Ginty flushed, his face angry. “Sir,” he said in a cold voice, “them fish went out of the tubes and they both ran hot, straight and normal, Mr. Cohen said that! You can’t fire torpedoes in seas that big! Fish runnin’ at forty-five knots starts up the slope of a big wave and it’ll get airborne and when it comes down it can go in any direction! The gyro in the fish tumbles and the depth mechanisms get all messed up!” His eyes were hot, his face stern and set.

“It was my fault then, Ginty,” Hinman said with a broad smile. “I had to kid you a little fella! I want to reload those two empty tubes if you think it can be done. She’s not a very steady platform, not even down this deep.”

“I can do it,” Ginty said evenly. “All’s I need is for the officers to get out of the way because this ain’t no place for an observer if the Divin’ Officer don’t keep the ship’s bow up and a fish starts to run into the tube too fast.”

“I thought you might need some muscles on the tagle,” Captain Hinman said. He grinned at the big torpedoman.

“Sir,” Ginty said, his voice still cold, “I think you’d better let these here people I’ve trained do that work.” He turned away and vented Number One tube and opened the inner door. He touched the telephone talker on the shoulder.

“Tell the Divin’ Officer we’re about to start a reload on Number One,” he said. “And say please when you ask him to try to give us a half degree up bubble if he can.” He walked back along the length of the torpedo, still held in its rack by a heavy metal strap fastened with a large brass nut and bolt.
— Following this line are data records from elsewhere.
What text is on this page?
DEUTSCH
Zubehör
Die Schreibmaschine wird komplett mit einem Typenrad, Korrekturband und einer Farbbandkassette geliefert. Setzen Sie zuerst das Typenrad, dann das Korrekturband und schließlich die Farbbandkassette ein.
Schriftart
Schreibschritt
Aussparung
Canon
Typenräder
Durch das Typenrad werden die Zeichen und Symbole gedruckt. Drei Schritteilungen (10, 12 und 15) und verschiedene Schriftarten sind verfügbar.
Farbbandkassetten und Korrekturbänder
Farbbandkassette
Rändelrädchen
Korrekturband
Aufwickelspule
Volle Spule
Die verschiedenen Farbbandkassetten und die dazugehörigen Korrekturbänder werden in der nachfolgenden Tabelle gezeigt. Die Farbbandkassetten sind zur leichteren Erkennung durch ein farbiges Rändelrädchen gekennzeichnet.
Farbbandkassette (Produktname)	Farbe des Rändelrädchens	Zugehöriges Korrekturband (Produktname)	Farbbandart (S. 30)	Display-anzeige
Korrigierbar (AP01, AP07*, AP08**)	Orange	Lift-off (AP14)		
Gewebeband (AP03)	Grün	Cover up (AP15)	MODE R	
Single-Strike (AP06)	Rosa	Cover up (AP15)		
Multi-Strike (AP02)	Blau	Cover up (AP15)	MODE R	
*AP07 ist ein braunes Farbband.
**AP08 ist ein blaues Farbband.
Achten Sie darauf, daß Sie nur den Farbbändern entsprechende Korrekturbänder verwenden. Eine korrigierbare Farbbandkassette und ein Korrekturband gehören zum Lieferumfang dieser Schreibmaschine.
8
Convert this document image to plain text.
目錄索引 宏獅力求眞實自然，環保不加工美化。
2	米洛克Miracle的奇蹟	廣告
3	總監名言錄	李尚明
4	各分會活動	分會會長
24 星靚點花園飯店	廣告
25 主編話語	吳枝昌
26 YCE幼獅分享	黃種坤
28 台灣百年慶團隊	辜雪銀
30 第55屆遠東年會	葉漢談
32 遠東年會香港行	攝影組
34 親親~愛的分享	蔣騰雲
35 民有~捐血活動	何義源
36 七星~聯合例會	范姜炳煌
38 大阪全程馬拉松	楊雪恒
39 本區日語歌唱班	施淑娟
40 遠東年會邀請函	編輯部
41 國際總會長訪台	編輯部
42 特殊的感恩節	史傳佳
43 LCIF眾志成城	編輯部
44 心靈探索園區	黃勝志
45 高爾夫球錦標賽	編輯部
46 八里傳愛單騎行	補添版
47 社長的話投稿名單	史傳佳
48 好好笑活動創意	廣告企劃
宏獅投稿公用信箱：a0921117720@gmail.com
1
“If you don’t mind, Captain, Mr. Grilley,” he said evenly, “I need some room to work. I got to get a snubbin’ line on the tail of this fish so it can’t go out through the outer door if we take a big down angle.” He caught at the torpedo skid with one hand as Mako rolled and nosed downward. “Like now!” His big, deft hands threw a bowline knot into the end of a piece of stout line and he made a noose and slipped it around the torpedo’s tail. He handed the end of the line to Johnny Paul.

“Take a turn around the end of the skid,” he growled. “We take another one of them down angles and if you lose this fish don’t let go of the line. Go out the fuckin’ outer door with the fish because you’ll be safer out there in the water than in here with me!” He picked up a wrench and carefully loosened the nut that held the belly strap tight around the torpedo.